FACING THE CHALLENGE

FABCOS Tackled the challenge in two ways:

Firstly, by forming a consortium of investors with other broad-based empowerment groups through Tsogo Investment Holdings, and then, in partnership with SA Breweries, to form Tsogo Sun for the purpose of procuring a significant stake in the land-based casino market.

In order to do so, FABCOS and the other BEE groupings had to rely on significant loan funding to fund its portion of the proposed casinos.

Despite the good performance of this investment, the total outstanding debt in relation thereto still exceeds R1Billion.

 

Secondly, through its affiliate association, The SA Taverners Association ["SATA"], FABCOS went on a drive to remove illegal machines from its members’ premises to pave the way for liquor and LPM site licensing. The legislature had created an ideal opportunity to turn around the previous culture of defiance, resulting from the apartheid-era, with the hope that small black business could regularise and grow their business within the mainstream of the SA economy.

To this end, members responded positively, and removed illegal machines from their premises in anticipation of the regulated industry.

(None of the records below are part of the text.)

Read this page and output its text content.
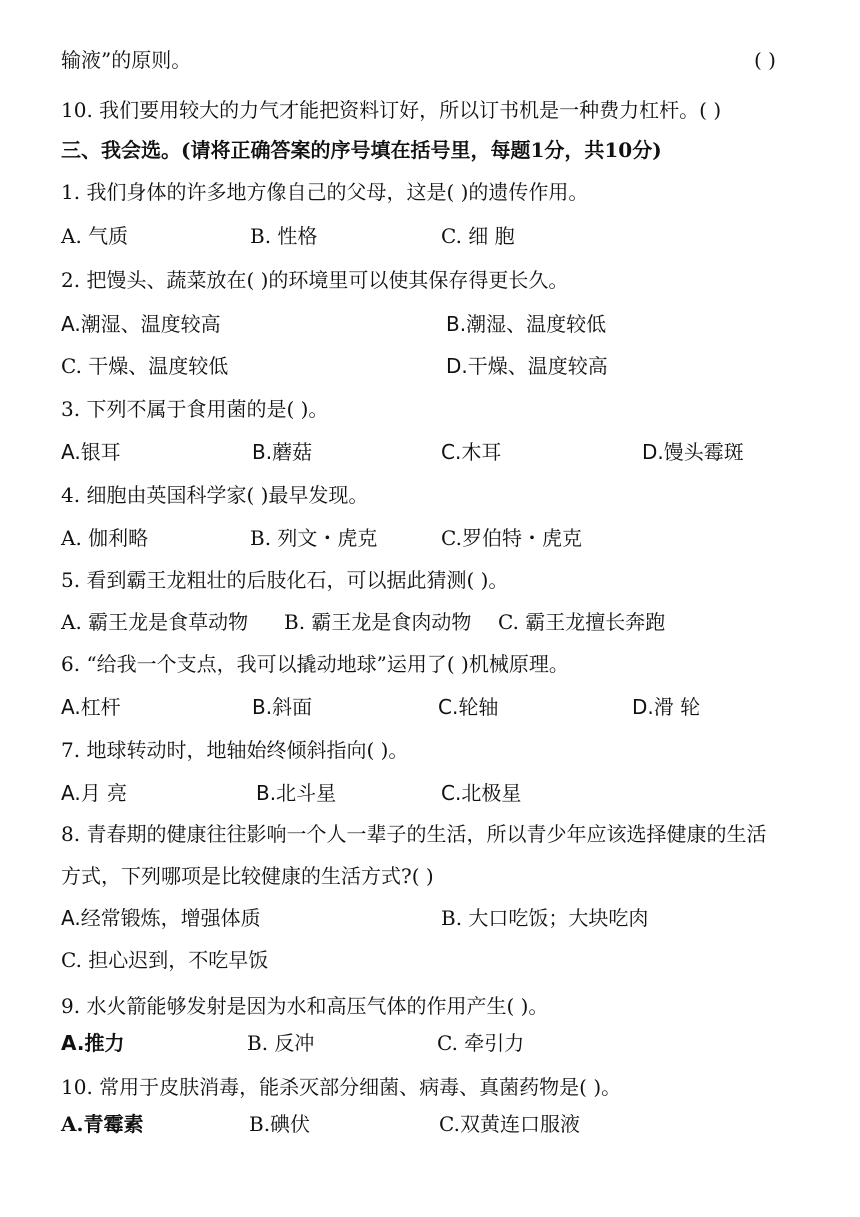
输液”的原则。	( )
10. 我们要用较大的力气才能把资料订好，所以订书机是一种费力杠杆。( )
三、我会选。(请将正确答案的序号填在括号里，每题1分，共10分)
1. 我们身体的许多地方像自己的父母，这是( )的遗传作用。
A. 气质	B. 性格	C. 细 胞
2. 把馒头、蔬菜放在( )的环境里可以使其保存得更长久。
A.潮湿、温度较高	B.潮湿、温度较低
C. 干燥、温度较低	D.干燥、温度较高
3. 下列不属于食用菌的是( )。
A.银耳	B.蘑菇	C.木耳	D.馒头霉斑
4. 细胞由英国科学家( )最早发现。
A. 伽利略	B. 列文・虎克	C.罗伯特・虎克
5. 看到霸王龙粗壮的后肢化石，可以据此猜测( )。
A. 霸王龙是食草动物 B. 霸王龙是食肉动物 C. 霸王龙擅长奔跑
6. “给我一个支点，我可以撬动地球”运用了( )机械原理。
A.杠杆	B.斜面	C.轮轴	D.滑 轮
7. 地球转动时，地轴始终倾斜指向( )。
A.月 亮	B.北斗星	C.北极星
8. 青春期的健康往往影响一个人一辈子的生活，所以青少年应该选择健康的生活
方式，下列哪项是比较健康的生活方式?( )
A.经常锻炼，增强体质	B. 大口吃饭；大块吃肉
C. 担心迟到，不吃早饭
9. 水火箭能够发射是因为水和高压气体的作用产生( )。
A.推力	B. 反冲	C. 牵引力
10. 常用于皮肤消毒，能杀灭部分细菌、病毒、真菌药物是( )。
A.青霉素	B.碘伏	C.双黄连口服液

Furthermore FABCOS obtained loan funding from Nedcor Bank to facilitate its participation, on behalf of its members, as a Route Operator to supply liquor-licensed taverners with LPM’s.

Due to the various delays in this industry, the total BEE debt position in this regard, exceeds R30 Million.

 

PROVISIONS OF THE BILL.

Land-based casino’s.

Other submissions have or will no doubt deal with the estimated negative impact that the provisions of the bill will have on the land-based casino industry, and to avoid duplication, FABCOS will not deal with the details hereof.

It needs to be said however, that, given the funding methodologies employed by BEE groups like FABCOS, the negative impact on profitability will severely impair the ability of such groups to receive a dividend from this investment in the foreseeable future, if at all.

Whilst some job creation and development has therefore historically been achieved, the consequences of potential large scale retrenchments, no dividend receipts by BEE groups [together with the impact of that on their investment portfolios] and the negative impact on South Africa’s international competitiveness in this industry would be disastrous.

  

LPM’s.

Section 26 of the Bill seems to be introducing new uncertainties in an industry which has suffered greatly from the delays in implementation.

We respectfully submit that the issues dealt with in this section will create greater uncertainty in those provinces where the licensing process has already commenced, with the associated negative impact on, particularly, small black business.

It is further of great concern to us that the portfolio committee members have been quoted publicly to say that they were opposed to this industry in its entirety.

This gives rise to concerns that the LPM industry may be sacrificed, or severely damaged by even further amendments to the Bill.

On this point we wish to make our position clear:

FABCOS WILL BE LEFT WITH NO OPTION BUT TO INTERVENE IN THIS PROCESS THROUGH THE APPROPRIATE LEGAL PROCESS, IF THE PORTFOLIO COMMITTEE ACTS IN CONTRAVENTION OF THE PRINCIPLES SET OUT ABOVE.

 

GENERAL.

The provisions of the Bill which impede on the future profitability of land-based casino’s are, respectfully, fundamentally flawed, inasmuch as the legislature tries to address "problem gambling" [a small problem in relative terms] by restricting the industry from following normal international best practice business principles, in a free competitive environment [what information or statistics does the Committee have which is not in the public domain?]

As far as LPM’s are concerned, the provisions of S26 are likely to result in further uncertainty in the provinces, and particularly with regard to the rights of the Minister to intervene in areas which are clear provincial competencies.

This would also impact negatively on the retail liquor licensing process, to the detriment of the SA economy at large, and small black business in particular.

We trust that the portfolio committee will take these factors into account in arriving at their final conclusions.